From new investments and partnerships to regulatory progress, we look at what happened this November 2022 in cellular agriculture.



Australian cell-based meat company Vow announced raising a massive $49 million in Series A funding.

Founded by George Peppou and Tim Noakesmith, Vow is a cell-based meat startup building a library of cell lines from various animal species, both domesticated and undomesticated, to produce a range of meat products.

Vow's cell-cultured Morsel product

Vow’s funding round was co-led by Blackbird Ventures and Prosperity 7, the venture arm of Aramco. Other participants in the round include Square Peg, Grok Ventures, Tenacious Ventures, and Toyota Ventures.

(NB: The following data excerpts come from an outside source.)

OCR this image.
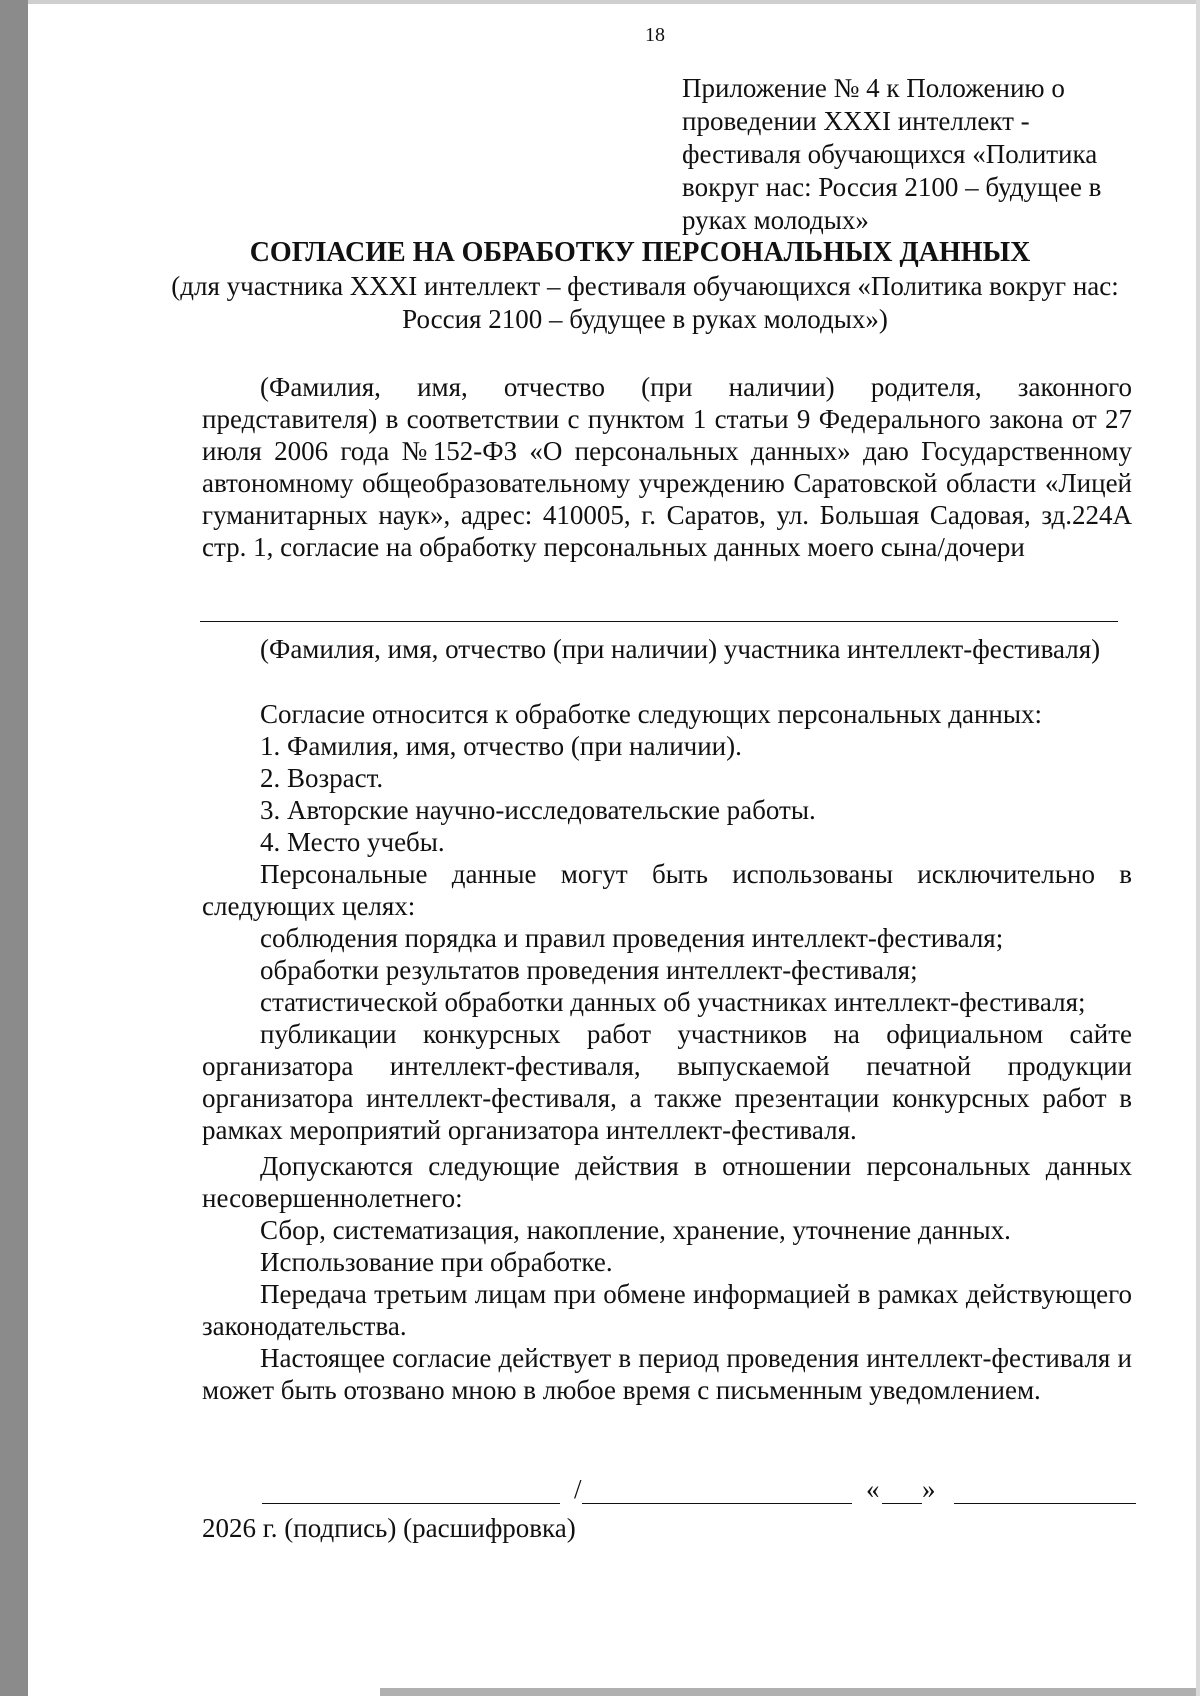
18
Приложение № 4 к Положению о проведении XXXI интеллект - фестиваля обучающихся «Политика вокруг нас: Россия 2100 – будущее в руках молодых»
СОГЛАСИЕ НА ОБРАБОТКУ ПЕРСОНАЛЬНЫХ ДАННЫХ
(для участника XXXI интеллект – фестиваля обучающихся «Политика вокруг нас: Россия 2100 – будущее в руках молодых»)
(Фамилия, имя, отчество (при наличии) родителя, законного представителя) в соответствии с пунктом 1 статьи 9 Федерального закона от 27 июля 2006 года №152-ФЗ «О персональных данных» даю Государственному автономному общеобразовательному учреждению Саратовской области «Лицей гуманитарных наук», адрес: 410005, г. Саратов, ул. Большая Садовая, зд.224А стр. 1, согласие на обработку персональных данных моего сына/дочери
(Фамилия, имя, отчество (при наличии) участника интеллект-фестиваля)
Согласие относится к обработке следующих персональных данных:
1. Фамилия, имя, отчество (при наличии).
2. Возраст.
3. Авторские научно-исследовательские работы.
4. Место учебы.
Персональные данные могут быть использованы исключительно в следующих целях:
соблюдения порядка и правил проведения интеллект-фестиваля;
обработки результатов проведения интеллект-фестиваля;
статистической обработки данных об участниках интеллект-фестиваля;
публикации конкурсных работ участников на официальном сайте организатора интеллект-фестиваля, выпускаемой печатной продукции организатора интеллект-фестиваля, а также презентации конкурсных работ в рамках мероприятий организатора интеллект-фестиваля.
Допускаются следующие действия в отношении персональных данных несовершеннолетнего:
Сбор, систематизация, накопление, хранение, уточнение данных.
Использование при обработке.
Передача третьим лицам при обмене информацией в рамках действующего законодательства.
Настоящее согласие действует в период проведения интеллект-фестиваля и может быть отозвано мною в любое время с письменным уведомлением.
/	« »
2026 г. (подпись) (расшифровка)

The largest Series A funding round to date for a cell-based meat startup, Vow’s financing is the largest funding round to date for any cellular agriculture company in the Asia-Pacific region. The company previously raised its $6 million seed round in January 2021.

Along with the funding announcement, Vow announced the first product it plans to launch: a Japanese umai quail product called Morsel. While initially aiming to launch its product at the end of this year, Vow now plans to launch its first product in Singapore at the start of 2023.

Moving forward, Vow plans to use the funding round to bring its first product to market, expand its commercial team, and build its new production facility, Factory 2. Vow aims to complete its Factory 2 in the second half of 2024 and be 100 times larger than its pilot plant, Factory 1.

Vow previously launched its Factory 1 at the start of October with a production capacity of up to 30 tons of cell-based meat annually. At the time, Vow shared its plan to receive regulatory approval to sell its cell-based meat in Australia in addition to Singapore.


Roslin Technologies

Roslin Technologies announced that the company raised £11 million (approx. $12.5 million) in funding to develop cell lines for cell-based meat production.

For cell-based meat to scale, the field needs to develop stable and immortal stem cell lines to produce their products. Stem cells are unique because they can make more of themselves through self-replication or produce cells that become different cell types via differentiation.

Based in Edinburgh, Scotland, Roslin Technologies is the only commercial cell line provider of stem cells for cell-based meat production, specifically induced pluripotent stem cells, that can divide indefinitely and differentiate into a wide range of cells.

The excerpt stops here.